Но порой казалось, что самую главную и страшную тайну от него скрывают. По тому, что видел и слышал, догадывался он, что братья и сестры живут в плотском общении.

– Мы – херувимы неженимые, в чистоте живем огненной, – говорили они. – То не блуд, когда брат с сестрой в любви живут Христовой, истинной, а блуд и скверна – брак церковный. Он пред Богом мерзость, пред людьми дерзость. Муж да жена – одна сатана, проклятые гнездники; а дети – осколки, щенята поганые!

Детей, рожденных от мужей неверных, матери подкидывали в бани торговые, или убивали собственными руками.

Однажды Митька простодушно объявил Тихону, что живет с двумя родными сестрами, монашками из монастыря Новодевичьего; а Емельян Иванович, пророк и учитель, с тринадцатью женами и девками.

– Которая у него на духу побывает, та с ним и живет.

Тихон был смущен этим признанием и после того несколько дней избегал Ретивого, не смел глядеть ему в глаза.

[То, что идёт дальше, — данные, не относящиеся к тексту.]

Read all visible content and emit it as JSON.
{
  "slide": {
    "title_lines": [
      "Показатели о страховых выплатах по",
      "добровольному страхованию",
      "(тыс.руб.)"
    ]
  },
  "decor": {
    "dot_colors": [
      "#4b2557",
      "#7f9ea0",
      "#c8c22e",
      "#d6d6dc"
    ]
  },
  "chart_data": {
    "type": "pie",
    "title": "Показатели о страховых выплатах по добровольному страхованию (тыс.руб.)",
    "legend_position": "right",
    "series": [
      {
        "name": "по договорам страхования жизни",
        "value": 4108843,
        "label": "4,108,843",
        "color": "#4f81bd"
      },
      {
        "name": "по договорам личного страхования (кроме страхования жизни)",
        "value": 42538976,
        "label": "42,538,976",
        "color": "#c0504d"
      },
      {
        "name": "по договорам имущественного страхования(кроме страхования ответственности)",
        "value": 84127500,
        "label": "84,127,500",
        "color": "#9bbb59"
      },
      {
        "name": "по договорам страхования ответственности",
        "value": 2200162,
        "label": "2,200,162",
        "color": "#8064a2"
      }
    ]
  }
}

Тот, заметив это смущение, заговорил с ним наедине ласково:

– Слушай-ка, дитятко, открою тебе тайну великую!

Ежели хочешь быть жив, умертви. Господа ради, не токмо плоть свою, но и душу, и разум, и самую совесть. Обнажись всех уставов и правил, всех добродетелей, поста, воздержания, девства. Обнажись самой святости. Сойди в себя, как в могилу. Тогда, мертвец таинственный, воскреснешь, и вселится в тебя Дух Святый, и уже не лишишься Его, как бы ни жил и что бы ни делал…

Безобразное лицо Ретивого – маска фавна – светилось таким дерзновением и такою хитростью, что Тихону стало страшно: не мог он решить, кто перед ним – пророк или бесноватый?

– Аль о том соблазняешься, – продолжал тот еще ласковей. – что творим блуд, как люди о нас говорят? Знаем, что несходны дела наши многие с праведностью вашей человеческой. Да как нам быть? Нет у нас воли своей.